Romanian philologist and educationist

Claudiu Isopescu ( - April 1, 1956) was an Austro-Hungarian-born Romanian literary historian and translator.

Born into a well-read family in Frătăuții Vechi, in the Bukovina region of Austria-Hungary, he graduated from the Greek Orthodox Gymnasium in Suceava in 1912. He then entered Czernowitz University, interrupting his studies during World War I. Following the incorporation of Bukovina into Romania at the war's conclusion, he enrolled in the literature faculty of the University of Bucharest. In 1919, he obtained a magna cum laude degree in modern philology, with a speciality in Italian. From 1920 to 1923, he taught Italian and German at Bucharest's Matei Basarab High School.

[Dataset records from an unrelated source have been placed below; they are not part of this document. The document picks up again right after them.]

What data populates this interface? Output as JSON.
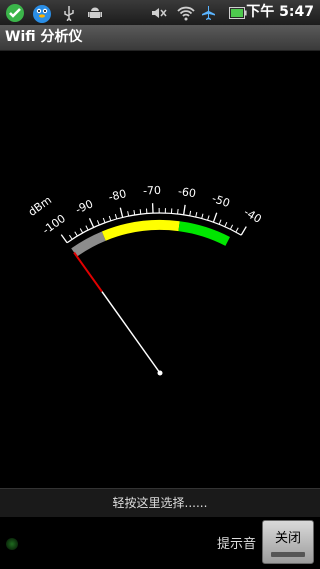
{
  "status_bar": {
    "icons": [
      "shield-check-icon",
      "qq-penguin-icon",
      "usb-icon",
      "android-debug-icon",
      "mute-icon",
      "wifi-icon",
      "airplane-icon",
      "battery-icon"
    ],
    "time": "下午 5:47"
  },
  "app": {
    "title": "Wifi 分析仪"
  },
  "meter": {
    "unit": "dBm",
    "ticks": [
      "-100",
      "-90",
      "-80",
      "-70",
      "-60",
      "-50",
      "-40"
    ],
    "needle_value": -100,
    "zone_colors": {
      "weak": "#8c8c8c",
      "fair": "#ffff00",
      "good": "#00e600",
      "needle_tip": "#e00000"
    },
    "zones": [
      {
        "name": "weak",
        "from": -100,
        "to": -88
      },
      {
        "name": "fair",
        "from": -88,
        "to": -61
      },
      {
        "name": "good",
        "from": -61,
        "to": -43
      }
    ]
  },
  "select_prompt": "轻按这里选择......",
  "bottom": {
    "hint_label": "提示音",
    "close_label": "关闭"
  }
}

Moving to Italy in 1923, he was a member of the Accademia di Romania for the next two years. In 1929, he became associate professor of Romanian language and literature at Sapienza University of Rome, rising to full professor in 1936. His work appeared in the publications of the Accademia, Ephemeris Dacoromana and Diplomatarium italicum; in Codrul Cosminului, Il giornale di politica e di letteratura, Roma, L’Europa Orientale, Termini, Revista germaniștilor români, Meridiano di Roma, Rassegna Italo-Romena, Revue de Culture, Européenne, Atti dell’Academia degli Arcadi, Le vie d’Oriente, Cahiers "Sextil Pușcariu", Il libro italiano del mondo, L’illustrazione toscana; in the bound volumes put out by the Romanian Academy, and in various Italian academic publications. A researcher in the traditional mode of cultural and literary relations between Romania and Italy, he published the studies L’Italia e le origini della nuova letteratura romena (1929), La stampa periodica romeno-italiana in Romania e in Italia (1937) and Saggi romeno-italo-ispanici (1943), as well as exegeses on the works of Ion Codru-Drăgușanu and Gheorghe Asachi. He died in Rome.